Thursday Acts 21:37, 38
v37, 38 (continued): The commander also mentioned that this Egyptian leader was associated with a group called the Assassins (Lit. Sicarii, dagger-men). At that time, there was a growing movement in Israel of radical Jews who carried razor-sharp daggers hidden in their robes and would attack their victim suddenly in the middle of the day, and then when the person fell down dead they would quickly mix into the surrounding crowd and pretend to be shocked at what had just happened. The process often worked, and they would escape undetected. Many Romans, and pro-Roman Jews, were being slain this way every day (Josephus, Antiquities, 20.8.6; Wars, 2.13.3). Suspicion and fear were rampant in the city.
Friday Acts 21:39-40
v39: Paul wasted no time trying to deny he was the Egyptian. Instead he rapidly presented his credentials, saying, I am indeed a Jew, a citizen of Tarsus in Cilicia, a well-respected city, and then he quickly added, I beg you, allow me to speak to the people. Amazingly, the commander gave him permission. Perhaps he felt there was nothing Paul could say that would make matters worse, and that he might even help calm things down. He may have thought the crowd had made the same mistake he did. v40: He allowed Paul to stand at the top of the steps in order to address the crowd, presumably, still handcuffed between two soldiers.
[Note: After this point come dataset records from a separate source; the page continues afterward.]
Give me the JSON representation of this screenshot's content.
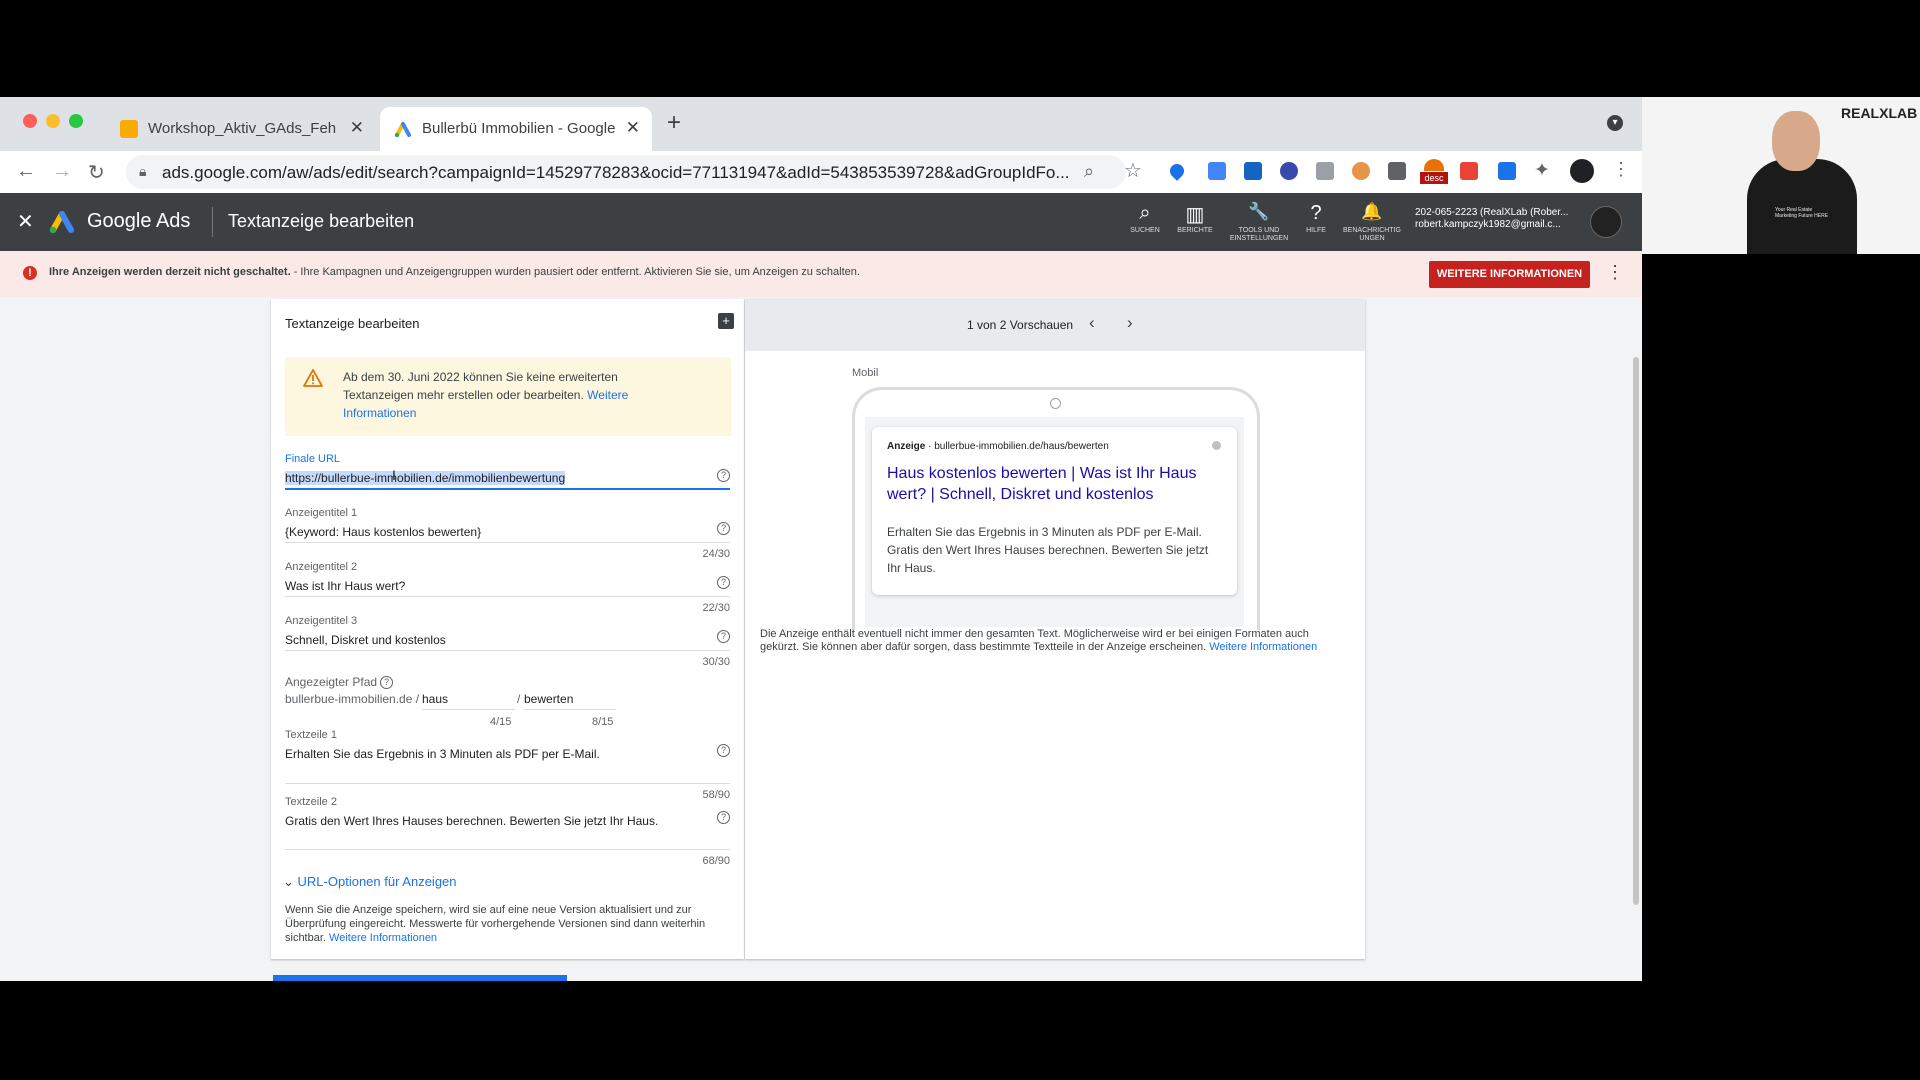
{
  "browser": {
    "tabs": [
      {
        "title": "Workshop_Aktiv_GAds_Fehler",
        "close": "✕",
        "active": false
      },
      {
        "title": "Bullerbü Immobilien - Google A",
        "close": "✕",
        "active": true
      }
    ],
    "new_tab": "+",
    "address": "ads.google.com/aw/ads/edit/search?campaignId=14529778283&ocid=771131947&adId=543853539728&adGroupIdFo...",
    "ext_badge": "desc"
  },
  "header": {
    "close": "✕",
    "brand": "Google Ads",
    "title": "Textanzeige bearbeiten",
    "actions": [
      {
        "icon": "⌕",
        "label": "SUCHEN"
      },
      {
        "icon": "▥",
        "label": "BERICHTE"
      },
      {
        "icon": "🔧",
        "label": "TOOLS UND EINSTELLUNGEN"
      },
      {
        "icon": "?",
        "label": "HILFE"
      },
      {
        "icon": "🔔",
        "label": "BENACHRICHTIG UNGEN"
      }
    ],
    "account_id": "202-065-2223 (RealXLab (Rober...",
    "account_email": "robert.kampczyk1982@gmail.c..."
  },
  "banner": {
    "bold": "Ihre Anzeigen werden derzeit nicht geschaltet.",
    "text": " - Ihre Kampagnen und Anzeigengruppen wurden pausiert oder entfernt. Aktivieren Sie sie, um Anzeigen zu schalten.",
    "button": "WEITERE INFORMATIONEN"
  },
  "form": {
    "title": "Textanzeige bearbeiten",
    "warning_text": "Ab dem 30. Juni 2022 können Sie keine erweiterten Textanzeigen mehr erstellen oder bearbeiten. ",
    "warning_link": "Weitere Informationen",
    "final_url_label": "Finale URL",
    "final_url": "https://bullerbue-immobilien.de/immobilienbewertung",
    "headline1_label": "Anzeigentitel 1",
    "headline1": "{Keyword: Haus kostenlos bewerten}",
    "headline1_count": "24/30",
    "headline2_label": "Anzeigentitel 2",
    "headline2": "Was ist Ihr Haus wert?",
    "headline2_count": "22/30",
    "headline3_label": "Anzeigentitel 3",
    "headline3": "Schnell, Diskret und kostenlos",
    "headline3_count": "30/30",
    "path_label": "Angezeigter Pfad",
    "path_domain": "bullerbue-immobilien.de /",
    "path1": "haus",
    "path_sep": "/",
    "path2": "bewerten",
    "path1_count": "4/15",
    "path2_count": "8/15",
    "desc1_label": "Textzeile 1",
    "desc1": "Erhalten Sie das Ergebnis in 3 Minuten als PDF per E-Mail.",
    "desc1_count": "58/90",
    "desc2_label": "Textzeile 2",
    "desc2": "Gratis den Wert Ihres Hauses berechnen. Bewerten Sie jetzt Ihr Haus.",
    "desc2_count": "68/90",
    "url_options": "URL-Optionen für Anzeigen",
    "footer_text": "Wenn Sie die Anzeige speichern, wird sie auf eine neue Version aktualisiert und zur Überprüfung eingereicht. Messwerte für vorhergehende Versionen sind dann weiterhin sichtbar. ",
    "footer_link": "Weitere Informationen"
  },
  "preview": {
    "pager": "1 von 2 Vorschauen",
    "device": "Mobil",
    "ad_label": "Anzeige",
    "ad_url": "· bullerbue-immobilien.de/haus/bewerten",
    "ad_headline": "Haus kostenlos bewerten | Was ist Ihr Haus wert? | Schnell, Diskret und kostenlos",
    "ad_desc": "Erhalten Sie das Ergebnis in 3 Minuten als PDF per E-Mail. Gratis den Wert Ihres Hauses berechnen. Bewerten Sie jetzt Ihr Haus.",
    "note": "Die Anzeige enthält eventuell nicht immer den gesamten Text. Möglicherweise wird er bei einigen Formaten auch gekürzt. Sie können aber dafür sorgen, dass bestimmte Textteile in der Anzeige erscheinen. ",
    "note_link": "Weitere Informationen"
  },
  "overlay": {
    "logo": "REALXLAB",
    "shirt": "Your Real Estate Marketing Future HERE"
  },
  "colors": {
    "accent": "#1a73e8",
    "danger": "#d93025",
    "header": "#3c4043",
    "warning_bg": "#fef7e0"
  }
}
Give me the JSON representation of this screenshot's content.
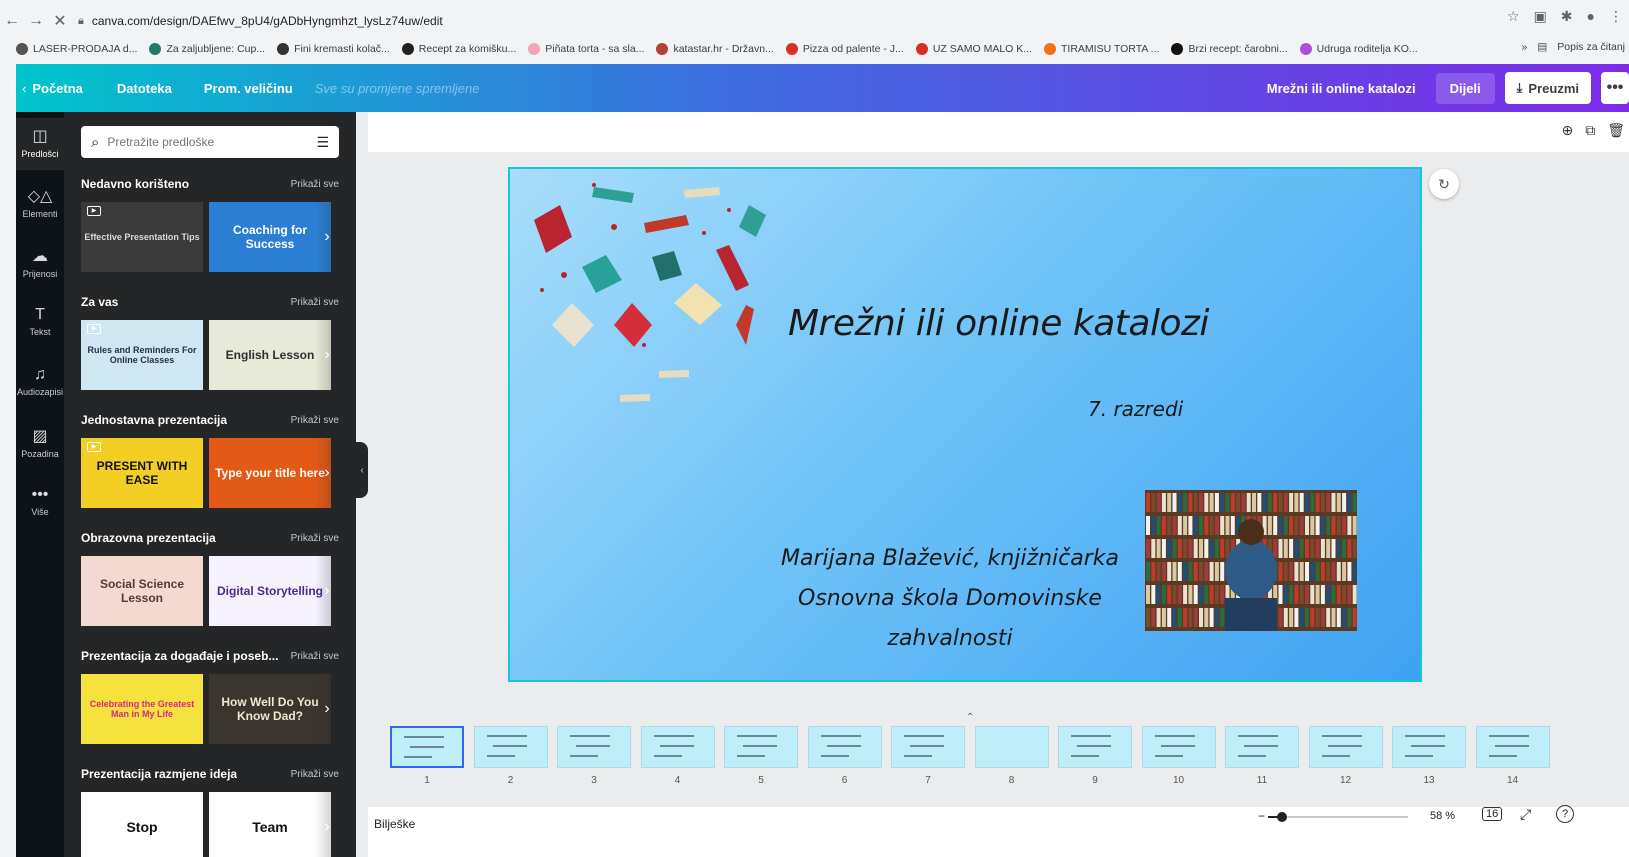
{
  "browser": {
    "url": "canva.com/design/DAEfwv_8pU4/gADbHyngmhzt_lysLz74uw/edit",
    "bookmarks": [
      {
        "label": "LASER-PRODAJA d...",
        "color": "#555555"
      },
      {
        "label": "Za zaljubljene: Cup...",
        "color": "#1e7c6b"
      },
      {
        "label": "Fini kremasti kolač...",
        "color": "#333333"
      },
      {
        "label": "Recept za komišku...",
        "color": "#222222"
      },
      {
        "label": "Piñata torta - sa sla...",
        "color": "#f4a6b8"
      },
      {
        "label": "katastar.hr - Državn...",
        "color": "#b5413c"
      },
      {
        "label": "Pizza od palente - J...",
        "color": "#d93025"
      },
      {
        "label": "UZ SAMO MALO K...",
        "color": "#d93025"
      },
      {
        "label": "TIRAMISU TORTA ...",
        "color": "#f47216"
      },
      {
        "label": "Brzi recept: čarobni...",
        "color": "#111111"
      },
      {
        "label": "Udruga roditelja KO...",
        "color": "#b04fd6"
      }
    ],
    "more_bookmarks": "»",
    "reading_list": "Popis za čitanj"
  },
  "topbar": {
    "home": "Početna",
    "file": "Datoteka",
    "resize": "Prom. veličinu",
    "saved": "Sve su promjene spremljene",
    "design_title": "Mrežni ili online katalozi",
    "share": "Dijeli",
    "download": "Preuzmi",
    "more": "•••"
  },
  "rail": [
    {
      "label": "Predlošci",
      "icon": "templates-icon",
      "glyph": "◫",
      "active": true
    },
    {
      "label": "Elementi",
      "icon": "elements-icon",
      "glyph": "◇△",
      "active": false
    },
    {
      "label": "Prijenosi",
      "icon": "upload-icon",
      "glyph": "☁",
      "active": false
    },
    {
      "label": "Tekst",
      "icon": "text-icon",
      "glyph": "T",
      "active": false
    },
    {
      "label": "Audiozapisi",
      "icon": "music-icon",
      "glyph": "♫",
      "active": false
    },
    {
      "label": "Pozadina",
      "icon": "background-icon",
      "glyph": "▨",
      "active": false
    },
    {
      "label": "Više",
      "icon": "more-icon",
      "glyph": "•••",
      "active": false
    }
  ],
  "search": {
    "placeholder": "Pretražite predloške"
  },
  "sections": [
    {
      "title": "Nedavno korišteno",
      "link": "Prikaži sve",
      "thumbs": [
        {
          "text": "Effective Presentation Tips",
          "bg": "#3a3a3a",
          "fg": "#d9d9d9"
        },
        {
          "text": "Coaching for Success",
          "bg": "#2a7fd4",
          "fg": "#ffffff"
        }
      ]
    },
    {
      "title": "Za vas",
      "link": "Prikaži sve",
      "thumbs": [
        {
          "text": "Rules and Reminders For Online Classes",
          "bg": "#cfe6f3",
          "fg": "#23314a"
        },
        {
          "text": "English Lesson",
          "bg": "#e8ead9",
          "fg": "#2f2f2f"
        }
      ]
    },
    {
      "title": "Jednostavna prezentacija",
      "link": "Prikaži sve",
      "thumbs": [
        {
          "text": "PRESENT WITH EASE",
          "bg": "#f3cf25",
          "fg": "#111111"
        },
        {
          "text": "Type your title here",
          "bg": "#e35a17",
          "fg": "#ffffff"
        }
      ]
    },
    {
      "title": "Obrazovna prezentacija",
      "link": "Prikaži sve",
      "thumbs": [
        {
          "text": "Social Science Lesson",
          "bg": "#f3d9cf",
          "fg": "#5a3a2a"
        },
        {
          "text": "Digital Storytelling",
          "bg": "#f6f3ff",
          "fg": "#4a2a8a"
        }
      ]
    },
    {
      "title": "Prezentacija za događaje i poseb...",
      "link": "Prikaži sve",
      "thumbs": [
        {
          "text": "Celebrating the Greatest Man in My Life",
          "bg": "#f5e23c",
          "fg": "#d8268a"
        },
        {
          "text": "How Well Do You Know Dad?",
          "bg": "#3a352e",
          "fg": "#f0e6d0"
        }
      ]
    },
    {
      "title": "Prezentacija razmjene ideja",
      "link": "Prikaži sve",
      "thumbs": [
        {
          "text": "Stop",
          "bg": "#ffffff",
          "fg": "#111111"
        },
        {
          "text": "Team",
          "bg": "#ffffff",
          "fg": "#111111"
        }
      ]
    }
  ],
  "slide": {
    "title": "Mrežni ili online katalozi",
    "subtitle": "7. razredi",
    "author_line1": "Marijana Blažević, knjižničarka",
    "author_line2": "Osnovna škola Domovinske zahvalnosti"
  },
  "filmstrip": {
    "pages": [
      "1",
      "2",
      "3",
      "4",
      "5",
      "6",
      "7",
      "8",
      "9",
      "10",
      "11",
      "12",
      "13",
      "14"
    ],
    "active_page": "1"
  },
  "bottombar": {
    "notes": "Bilješke",
    "zoom": "58 %",
    "zoom_level": 0.1,
    "pages_count": "16"
  }
}
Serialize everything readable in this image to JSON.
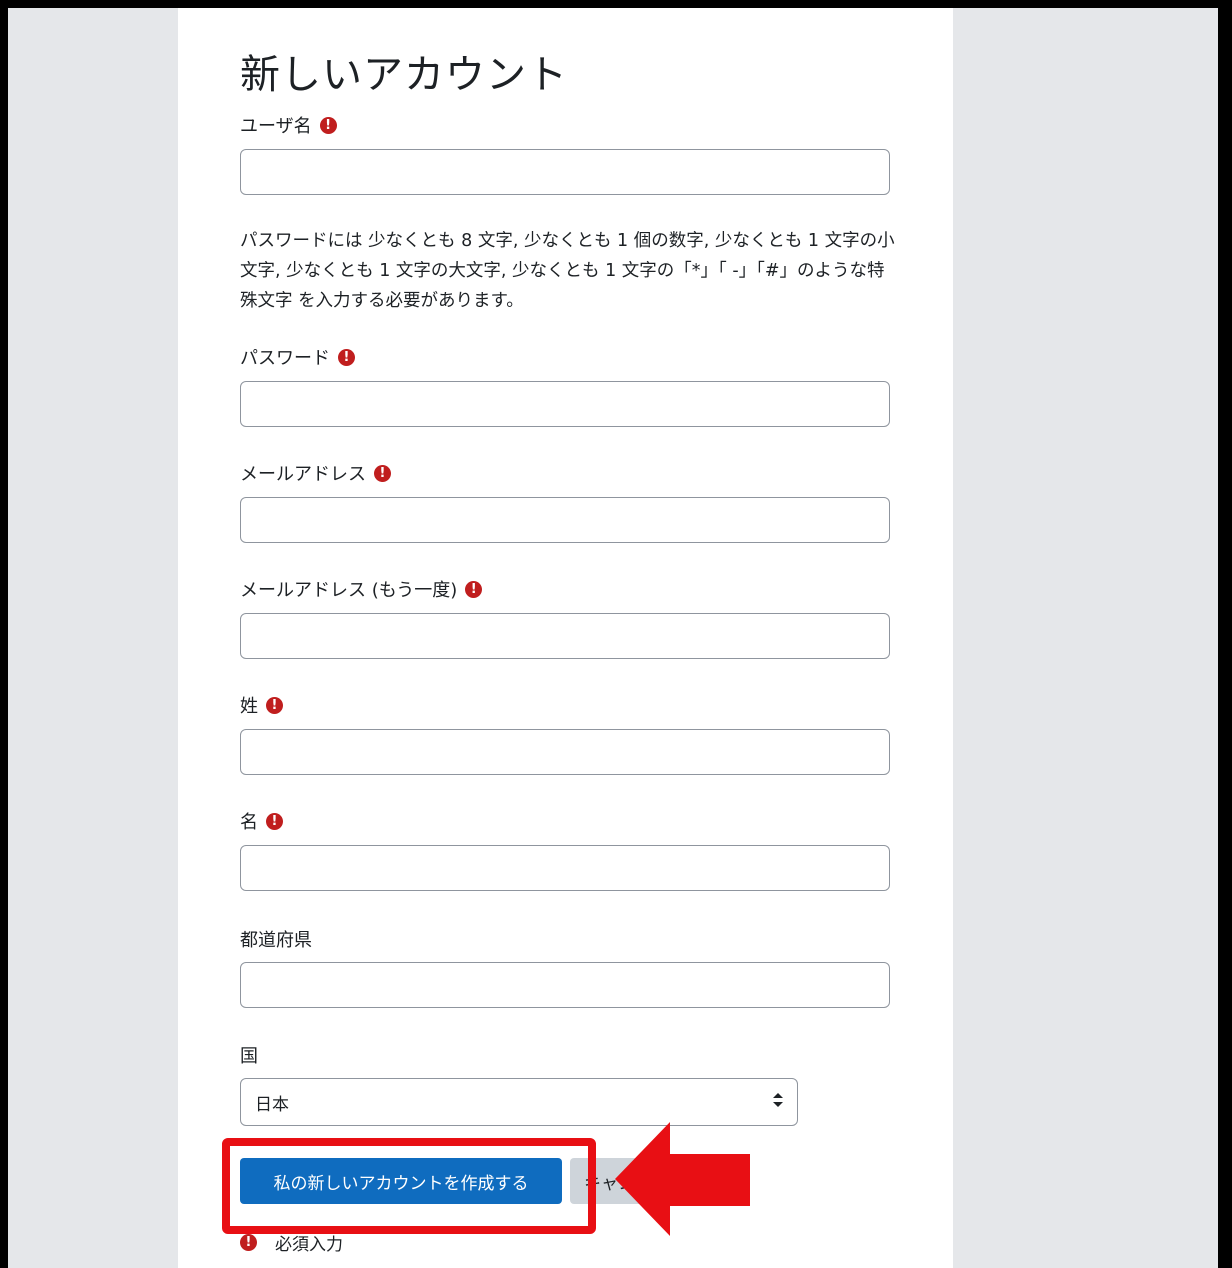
{
  "form": {
    "title": "新しいアカウント",
    "username_label": "ユーザ名",
    "password_policy": "パスワードには 少なくとも 8 文字, 少なくとも 1 個の数字, 少なくとも 1 文字の小文字, 少なくとも 1 文字の大文字, 少なくとも 1 文字の「*」「 -」「#」のような特殊文字 を入力する必要があります。",
    "password_label": "パスワード",
    "email_label": "メールアドレス",
    "email_confirm_label": "メールアドレス (もう一度)",
    "lastname_label": "姓",
    "firstname_label": "名",
    "prefecture_label": "都道府県",
    "country_label": "国",
    "country_value": "日本",
    "submit_label": "私の新しいアカウントを作成する",
    "cancel_label": "キャンセル",
    "required_note": "必須入力",
    "required_icon": "!"
  },
  "colors": {
    "primary_button": "#0f6cbf",
    "required_icon": "#c01e1e",
    "highlight": "#e80f14",
    "page_background": "#e5e7ea"
  },
  "icons": {
    "required": "exclamation-circle-icon",
    "select_arrows": "sort-arrows-icon",
    "annotation_arrow": "red-left-arrow-icon"
  }
}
He motioned with his hand for silence, and the crowd became very quiet. Many were probably hoping to discover why they were rioting. Paul spoke in a loud voice, using Aramaic, the Hebrew dialect that was commonly spoken in Israel. His accusers from Ephesus were primarily Greek-speakers, and may have had some difficulty understanding him, but Paul knew what he was doing. This was the chance of a lifetime to preach Christ to tens of thousands of Jews, in their heart-language. So he didnt scold, and he didnt argue for his innocence. Filled with compassion and respect, he gave his testimony.
Saturday Acts 22:1-4
vs1-4: Paul said, Men, brothers and fathers, hear my defense which I now present to you. Luke notes that when they heard him address them in their Hebrew dialect (Aramaic), a hush fell over the crowd. Paul then went on to tell them that he was a Jew, born in Tarsus in the province of Cilicia, but raised in Jerusalem, and that he had been taught a very strict interpretation of the Law. Gamaliel the Elder, a highly respected rabbi (Ac 5:34-40) was his mentor. He said he had been as uncompromisingly devoted to God as all of you are today. In fact, he had been so zealous that he had tried to destroy the movement made up of the followers of Jesus, called the Way. He hunted them down, arrested them and put women in prison as well as men.